The play was also a mile marker on the long road from such bedlams as it depicted to new cures for mental illness and others still only hoped for.

Conceived by Dance Therapist Marian Chace, Cry of Humanity was quickly taken over by the patients. They picked the life of Dorothea Dix for its theme; it was they who insisted .on showing scenes from her early years--because they wanted to show the root causes of their heroine's own neurosis. The curtain went up on Dorothea as a nine-year-old drudge doing chores for her invalid mother (who was 20 years older than her minister-husband). Before a shabby house in Hampden. Me., neighbor children chant tauntingly: "Dorothea can't play." Not until she is 14 does the play show Dorothea happy, living with "My Aunt Sarah, who was my first real friend." In Boston, at 23, Dorothea Dix is engaged, but proves so reluctant to give up work in the school she has started that the romance collapses. Sixteen years later, on her first visit to the East Cambridge jail, where lunatics are kept alongside prisoners, one inmate snarls at her: "You couldn't attract a man if you tried." Dorothea answers: "Your words open an old wound. You see, I have my troubles, too." But thereafter she makes the troubles of the mentally ill her preoccupation.

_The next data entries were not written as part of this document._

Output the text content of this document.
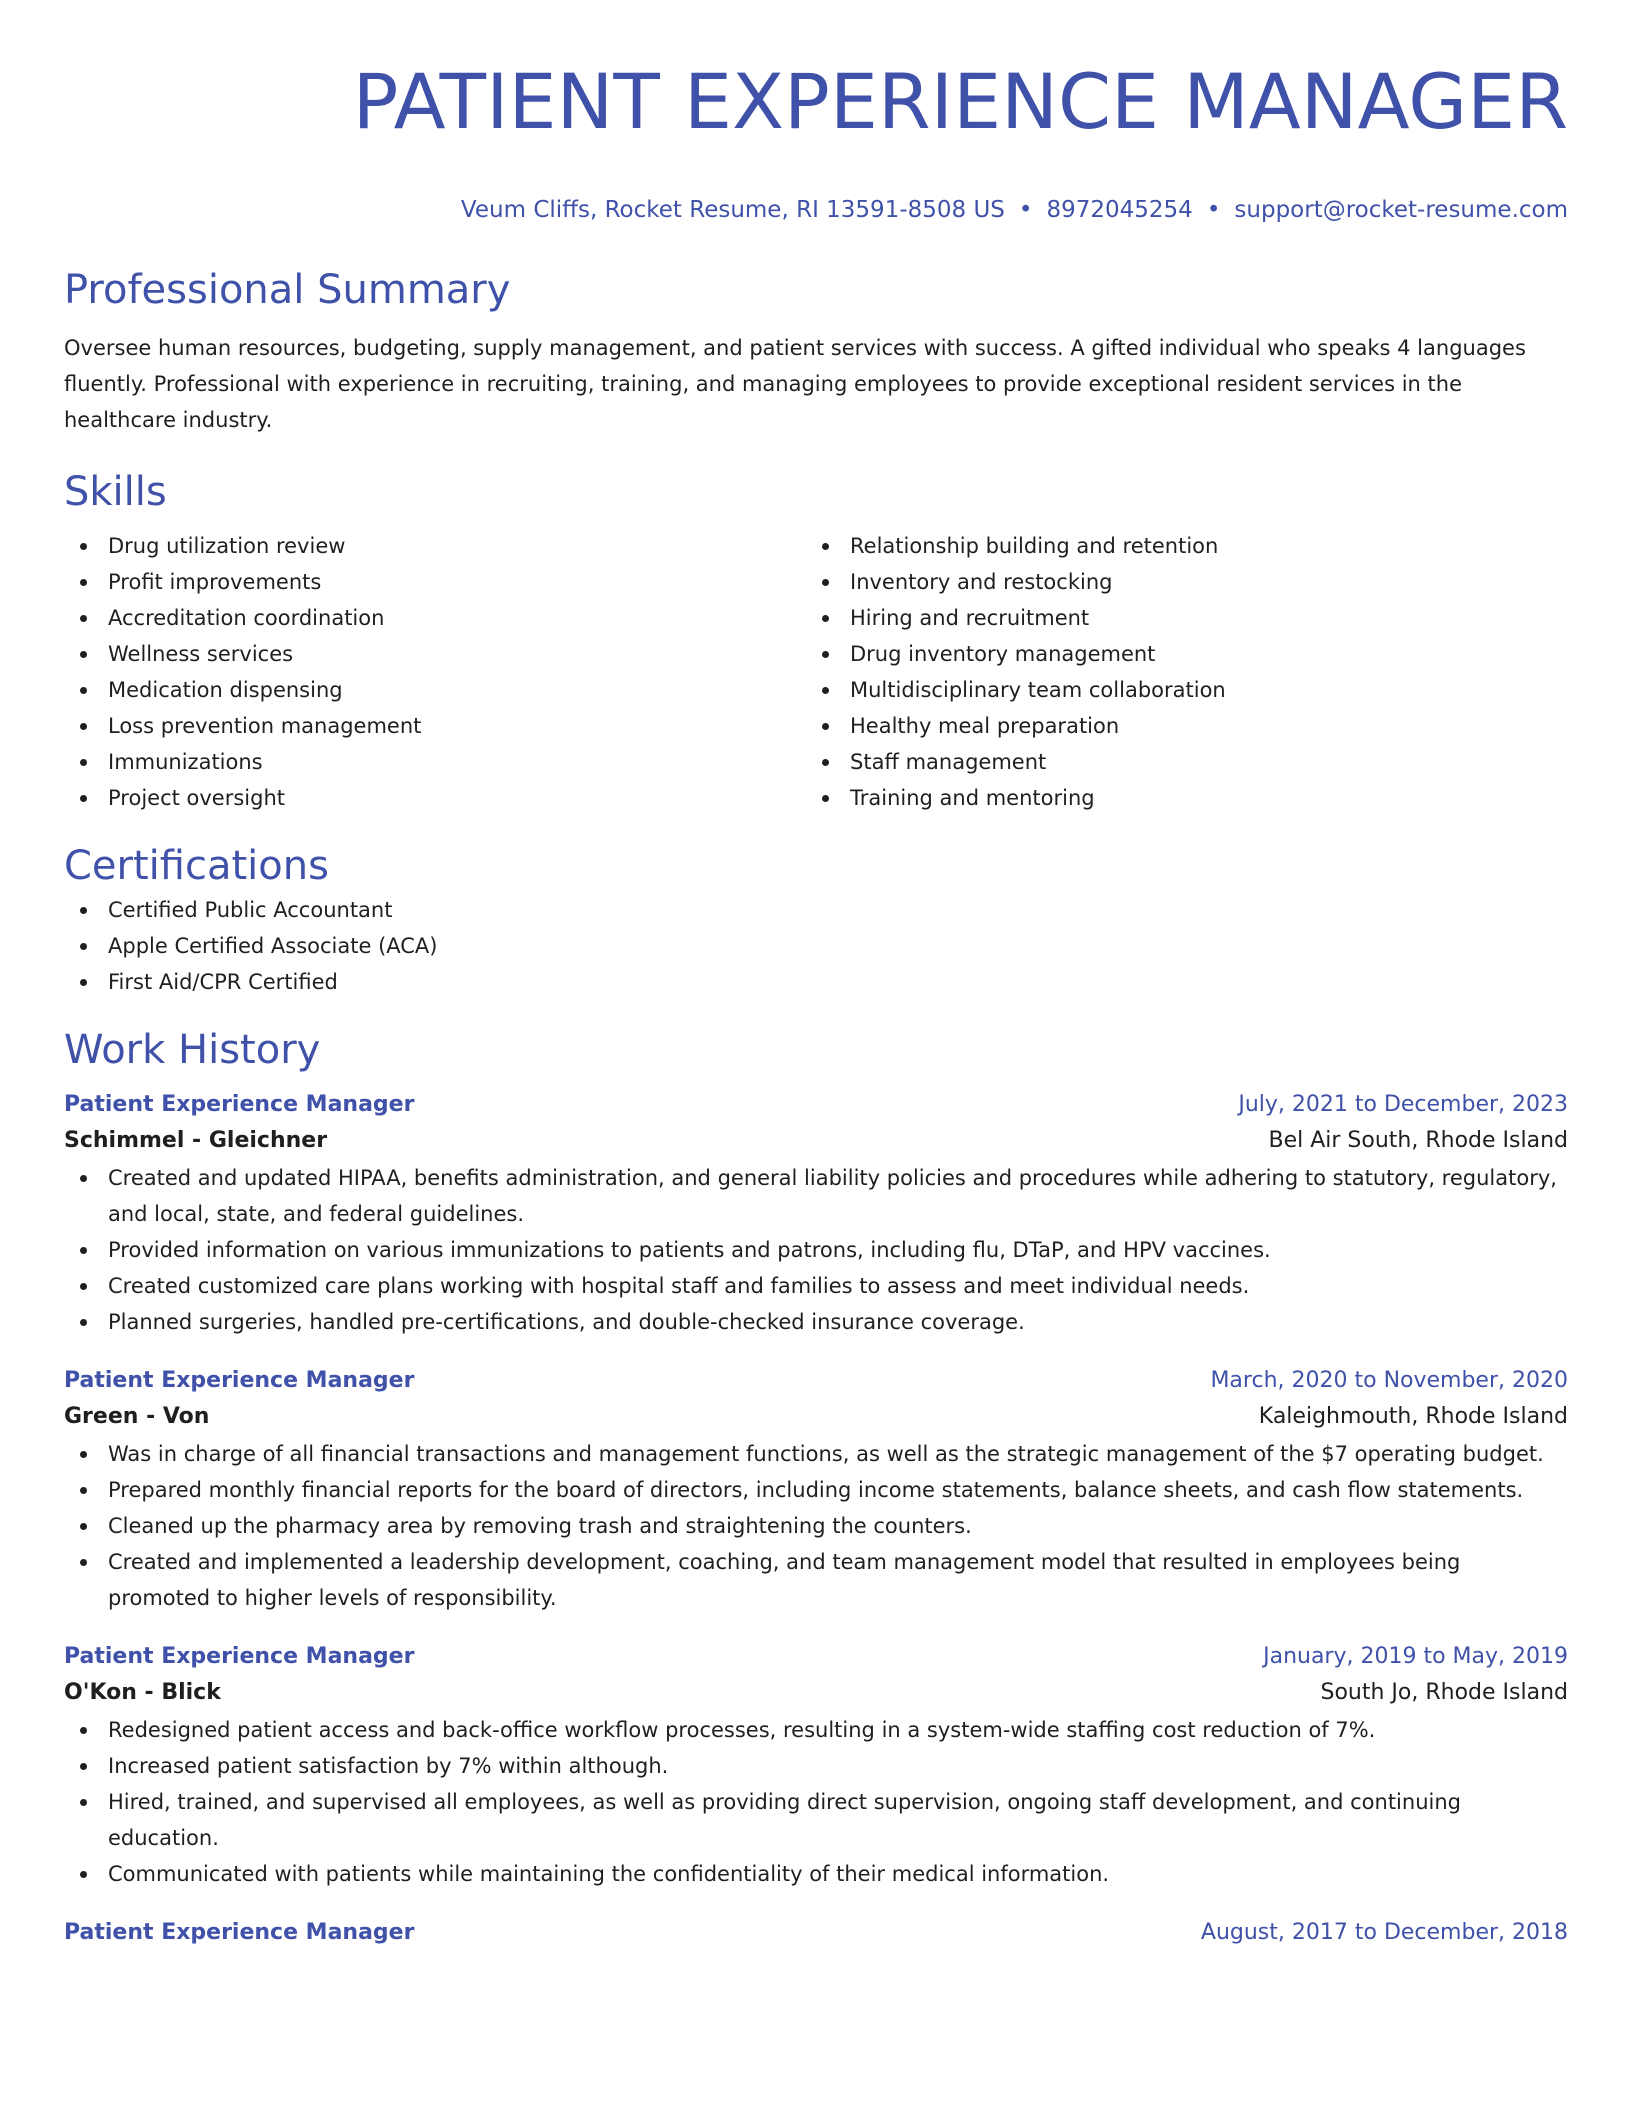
PATIENT EXPERIENCE MANAGER
Veum Cliffs, Rocket Resume, RI 13591-8508 US • 8972045254 • support@rocket-resume.com
Professional Summary

Oversee human resources, budgeting, supply management, and patient services with success. A gifted individual who speaks 4 languages fluently. Professional with experience in recruiting, training, and managing employees to provide exceptional resident services in the healthcare industry.

Skills
Drug utilization review
Profit improvements
Accreditation coordination
Wellness services
Medication dispensing
Loss prevention management
Immunizations
Project oversight
Relationship building and retention
Inventory and restocking
Hiring and recruitment
Drug inventory management
Multidisciplinary team collaboration
Healthy meal preparation
Staff management
Training and mentoring
Certifications
Certified Public Accountant
Apple Certified Associate (ACA)
First Aid/CPR Certified
Work History
Patient Experience Manager	July, 2021 to December, 2023
Schimmel - Gleichner	Bel Air South, Rhode Island
Created and updated HIPAA, benefits administration, and general liability policies and procedures while adhering to statutory, regulatory, and local, state, and federal guidelines.
Provided information on various immunizations to patients and patrons, including flu, DTaP, and HPV vaccines.
Created customized care plans working with hospital staff and families to assess and meet individual needs.
Planned surgeries, handled pre-certifications, and double-checked insurance coverage.
Patient Experience Manager	March, 2020 to November, 2020
Green - Von	Kaleighmouth, Rhode Island
Was in charge of all financial transactions and management functions, as well as the strategic management of the $7 operating budget.
Prepared monthly financial reports for the board of directors, including income statements, balance sheets, and cash flow statements.
Cleaned up the pharmacy area by removing trash and straightening the counters.
Created and implemented a leadership development, coaching, and team management model that resulted in employees being promoted to higher levels of responsibility.
Patient Experience Manager	January, 2019 to May, 2019
O'Kon - Blick	South Jo, Rhode Island
Redesigned patient access and back-office workflow processes, resulting in a system-wide staffing cost reduction of 7%.
Increased patient satisfaction by 7% within although.
Hired, trained, and supervised all employees, as well as providing direct supervision, ongoing staff development, and continuing education.
Communicated with patients while maintaining the confidentiality of their medical information.
Patient Experience Manager	August, 2017 to December, 2018
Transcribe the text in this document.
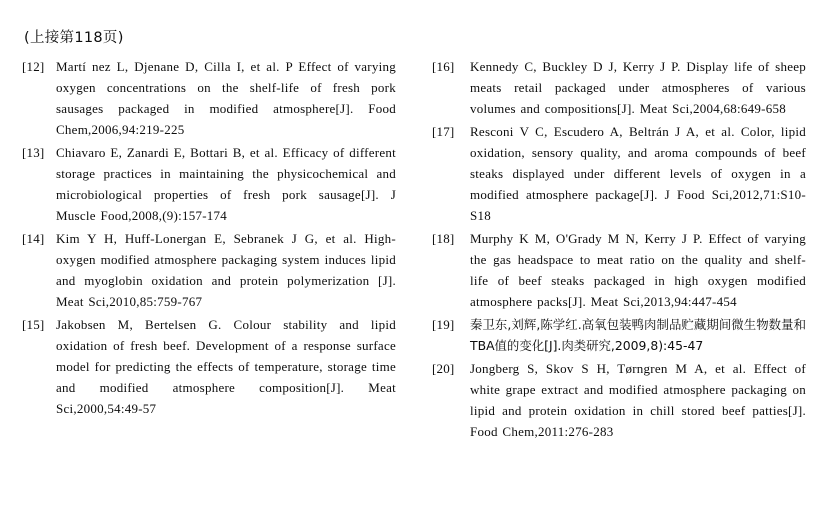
(上接第118页)
[12] Martí nez L, Djenane D, Cilla I, et al. P Effect of varying oxygen concentrations on the shelf-life of fresh pork sausages packaged in modified atmosphere[J]. Food Chem,2006,94:219-225
[13] Chiavaro E, Zanardi E, Bottari B, et al. Efficacy of different storage practices in maintaining the physicochemical and microbiological properties of fresh pork sausage[J]. J Muscle Food,2008,(9):157-174
[14] Kim Y H, Huff-Lonergan E, Sebranek J G, et al. High-oxygen modified atmosphere packaging system induces lipid and myoglobin oxidation and protein polymerization [J]. Meat Sci,2010,85:759-767
[15] Jakobsen M, Bertelsen G. Colour stability and lipid oxidation of fresh beef. Development of a response surface model for predicting the effects of temperature, storage time and modified atmosphere composition[J]. Meat Sci,2000,54:49-57
[16]	Kennedy C, Buckley D J, Kerry J P. Display life of sheep meats retail packaged under atmospheres of various volumes and compositions[J]. Meat Sci,2004,68:649-658
[17]	Resconi V C, Escudero A, Beltrán J A, et al. Color, lipid oxidation, sensory quality, and aroma compounds of beef steaks displayed under different levels of oxygen in a modified atmosphere package[J]. J Food Sci,2012,71:S10-S18
[18]	Murphy K M, O'Grady M N, Kerry J P. Effect of varying the gas headspace to meat ratio on the quality and shelf-life of beef steaks packaged in high oxygen modified atmosphere packs[J]. Meat Sci,2013,94:447-454
[19]	秦卫东,刘辉,陈学红.高氧包装鸭肉制品贮藏期间微生物数量和TBA值的变化[J].肉类研究,2009,8):45-47
[20]	Jongberg S, Skov S H, Tørngren M A, et al. Effect of white grape extract and modified atmosphere packaging on lipid and protein oxidation in chill stored beef patties[J]. Food Chem,2011:276-283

Besides such episodes, the patient-playwrights included ballets, because they thought the dance could express feelings (in Dorothea Dix's dreams of fear and desolation) that they could not act out.

Pioneer Dix would have been heartened by the revolution in treatment and patients' outlook wrought at St. Elizabeths despite overcrowding and staff shortages.

But she would not yet have been satisfied, and neither were the patient-players in.

Cry of Humanity.

* Congress and President Pierce called it "the Government Hospital of the Insane." But it was set on an Anacostia tract long known as St.

Elizabeth's, because an early owner had been granted it "in the name of St. Elizabeth of Hungary," who labored for the insane in the 13th century. In 1916 Congress formally adopted this name (without the apostrophe).